FRANCISCO DE ASÍS, SU VIDA Y SU OBRA, POR JUAN JOERGENSEN


LA BIOGRAFÍA «SAN FRANCISCO DE ASÍS» 
Pensador, historiador, escritor y periodista, J. Joergensen era de natural romántico y sentimental, poeta inspirado y muy leído. En todas sus obras hagiográficas armoniza la poesía con la verdad histórica. Así lo lleva a cabo en las biografías de santa Catalina de Siena, Don Bosco, Charles de Foucauld, santa Brígida y otras. Por lo que se refiere a San Francisco de Asís, hay que añadir su especial devoción al santo, quien, a su juicio, «fue también un poeta y un converso».
1. Características de la obra
El libro sobre el Pobrecillo de Asís de J. Joergensen salió en original danés y en Copenhague el año 1907.
Fue inmediatamente traducido a varias lenguas; en castellano gozamos de dos versiones distintas: la de R. M. Tenreiro (Madrid 1925, 3.ª ed.), y la de A. Pavez (Santiago de Chile 1913; Buenos Aires 1945); en nuestro trabajo citamos esta última por considerarla más lograda.

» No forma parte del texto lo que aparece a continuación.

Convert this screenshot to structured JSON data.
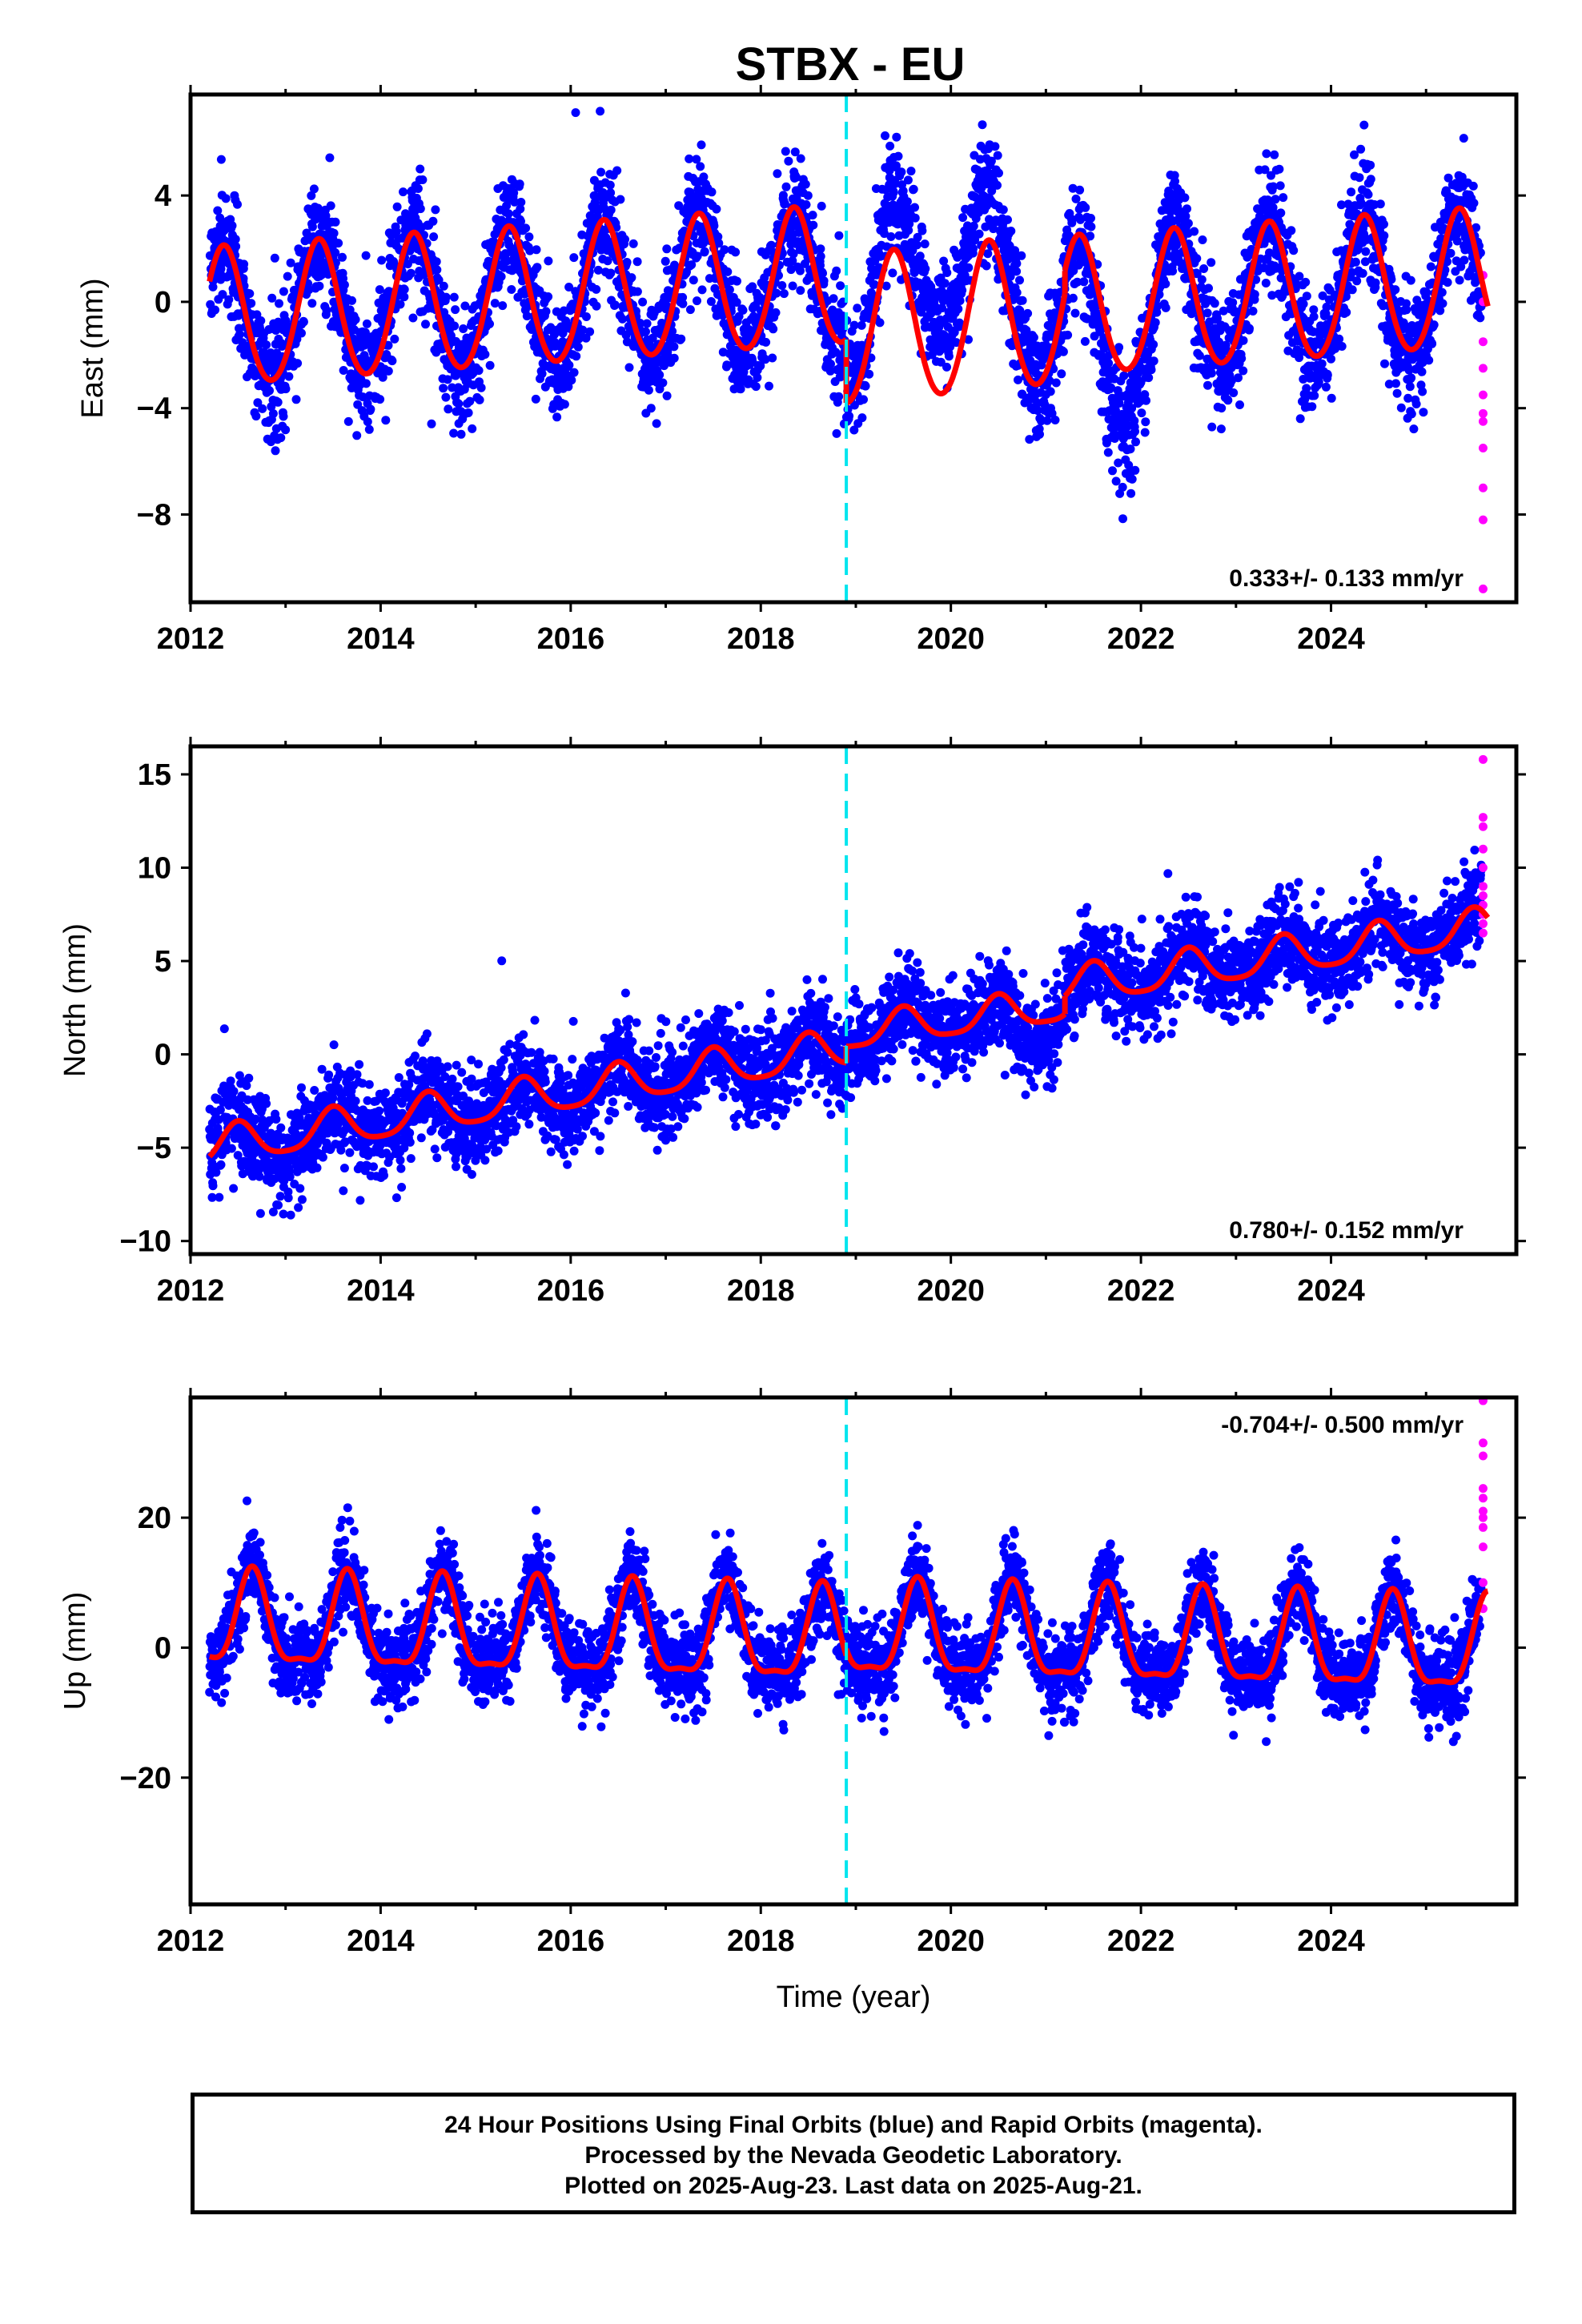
{
  "figure": {
    "title": "STBX - EU",
    "caption": [
      "24 Hour Positions Using Final Orbits (blue) and Rapid Orbits (magenta).",
      "Processed by the Nevada Geodetic Laboratory.",
      "Plotted on 2025-Aug-23. Last data on 2025-Aug-21."
    ],
    "colors": {
      "final": "#0000ff",
      "rapid": "#ff00ff",
      "model": "#ff0000",
      "offset": "#00e5ee"
    }
  },
  "chart_data": [
    {
      "type": "scatter",
      "ylabel": "East (mm)",
      "xlabel": "",
      "xlim": [
        2012.0,
        2025.95
      ],
      "ylim": [
        -11.3,
        7.8
      ],
      "xticks": [
        2012,
        2014,
        2016,
        2018,
        2020,
        2022,
        2024
      ],
      "xtick_labels": [
        "2012",
        "2014",
        "2016",
        "2018",
        "2020",
        "2022",
        "2024"
      ],
      "yticks": [
        -8,
        -4,
        0,
        4
      ],
      "ytick_labels": [
        "−8",
        "−4",
        "0",
        "4"
      ],
      "rate_label": "0.333+/- 0.133 mm/yr",
      "equipment_change": 2018.9,
      "model": {
        "segments": [
          {
            "start": 2012.2,
            "end": 2018.9,
            "offset_start": -0.7,
            "offset_end": 0.9,
            "annual_amplitude": 2.6,
            "annual_peak": 2012.35,
            "semiannual_amplitude": 0.2
          },
          {
            "start": 2018.9,
            "end": 2021.2,
            "offset_start": -1.2,
            "offset_end": -0.4,
            "annual_amplitude": 2.8,
            "annual_peak": 2012.4,
            "semiannual_amplitude": 0.2
          },
          {
            "start": 2021.2,
            "end": 2025.65,
            "offset_start": -0.3,
            "offset_end": 0.8,
            "annual_amplitude": 2.6,
            "annual_peak": 2012.35,
            "semiannual_amplitude": 0.2
          }
        ]
      },
      "series": [
        {
          "color": "#0000ff",
          "scatter_sd": 1.1,
          "start": 2012.2,
          "end": 2025.58,
          "anomalies": [
            {
              "start": 2018.9,
              "end": 2020.9,
              "offset": 2.6
            },
            {
              "start": 2021.4,
              "end": 2022.2,
              "offset": -2.2
            }
          ]
        },
        {
          "color": "#ff00ff",
          "x": 2025.6,
          "values": [
            1.0,
            0.0,
            -1.5,
            -2.5,
            -3.5,
            -4.2,
            -4.5,
            -5.5,
            -7.0,
            -8.2,
            -10.8
          ]
        }
      ]
    },
    {
      "type": "scatter",
      "ylabel": "North (mm)",
      "xlabel": "",
      "xlim": [
        2012.0,
        2025.95
      ],
      "ylim": [
        -10.7,
        16.5
      ],
      "xticks": [
        2012,
        2014,
        2016,
        2018,
        2020,
        2022,
        2024
      ],
      "xtick_labels": [
        "2012",
        "2014",
        "2016",
        "2018",
        "2020",
        "2022",
        "2024"
      ],
      "yticks": [
        -10,
        -5,
        0,
        5,
        10,
        15
      ],
      "ytick_labels": [
        "−10",
        "−5",
        "0",
        "5",
        "10",
        "15"
      ],
      "rate_label": "0.780+/- 0.152 mm/yr",
      "equipment_change": 2018.9,
      "model": {
        "segments": [
          {
            "start": 2012.2,
            "end": 2018.9,
            "offset_start": -5.0,
            "offset_end": 0.3,
            "annual_amplitude": 1.0,
            "annual_peak": 2012.5,
            "semiannual_amplitude": 0.2
          },
          {
            "start": 2018.9,
            "end": 2021.2,
            "offset_start": 1.1,
            "offset_end": 2.6,
            "annual_amplitude": 0.9,
            "annual_peak": 2012.5,
            "semiannual_amplitude": 0.2
          },
          {
            "start": 2021.2,
            "end": 2025.65,
            "offset_start": 3.6,
            "offset_end": 6.8,
            "annual_amplitude": 1.0,
            "annual_peak": 2012.5,
            "semiannual_amplitude": 0.2
          }
        ]
      },
      "series": [
        {
          "color": "#0000ff",
          "scatter_sd": 1.2,
          "start": 2012.2,
          "end": 2025.58,
          "anomalies": [
            {
              "start": 2020.5,
              "end": 2021.2,
              "offset": -1.2
            }
          ]
        },
        {
          "color": "#ff00ff",
          "x": 2025.6,
          "values": [
            15.8,
            12.7,
            12.2,
            11.0,
            10.0,
            9.0,
            8.5,
            8.0,
            7.5,
            7.0,
            6.5
          ]
        }
      ]
    },
    {
      "type": "scatter",
      "ylabel": "Up (mm)",
      "xlabel": "Time (year)",
      "xlim": [
        2012.0,
        2025.95
      ],
      "ylim": [
        -39.5,
        38.5
      ],
      "xticks": [
        2012,
        2014,
        2016,
        2018,
        2020,
        2022,
        2024
      ],
      "xtick_labels": [
        "2012",
        "2014",
        "2016",
        "2018",
        "2020",
        "2022",
        "2024"
      ],
      "yticks": [
        -20,
        0,
        20
      ],
      "ytick_labels": [
        "−20",
        "0",
        "20"
      ],
      "rate_label": "-0.704+/- 0.500 mm/yr",
      "equipment_change": 2018.9,
      "model": {
        "segments": [
          {
            "start": 2012.2,
            "end": 2018.9,
            "offset_start": 3.5,
            "offset_end": 1.0,
            "annual_amplitude": 7.0,
            "annual_peak": 2012.65,
            "semiannual_amplitude": 2.2
          },
          {
            "start": 2018.9,
            "end": 2025.65,
            "offset_start": 2.0,
            "offset_end": -0.5,
            "annual_amplitude": 7.0,
            "annual_peak": 2012.65,
            "semiannual_amplitude": 2.2
          }
        ]
      },
      "series": [
        {
          "color": "#0000ff",
          "scatter_sd": 3.2,
          "start": 2012.2,
          "end": 2025.58,
          "anomalies": []
        },
        {
          "color": "#ff00ff",
          "x": 2025.6,
          "values": [
            38.0,
            31.5,
            29.5,
            24.5,
            23.0,
            21.0,
            20.0,
            18.5,
            15.5,
            10.0,
            6.0
          ]
        }
      ]
    }
  ]
}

Precede una larga introducción y una concienzuda investigación (no incluida en las traducciones al castellano) sobre las fuentes franciscanas como habían hecho ya Paul Sabatier y los acreditados historiadores franciscanos de Quaracchi, con quienes mantuvo una sincera amistad. Estudia con suma detención el enorme cuerpo documental, compulsado en archivos y bibliotecas. En estas fuentes de información apoya su relato histórico, que lleva a cabo mediante los métodos modernos de crítica interna y externa, como quien aspira a que se le dé fe en lo que afirma y sostiene.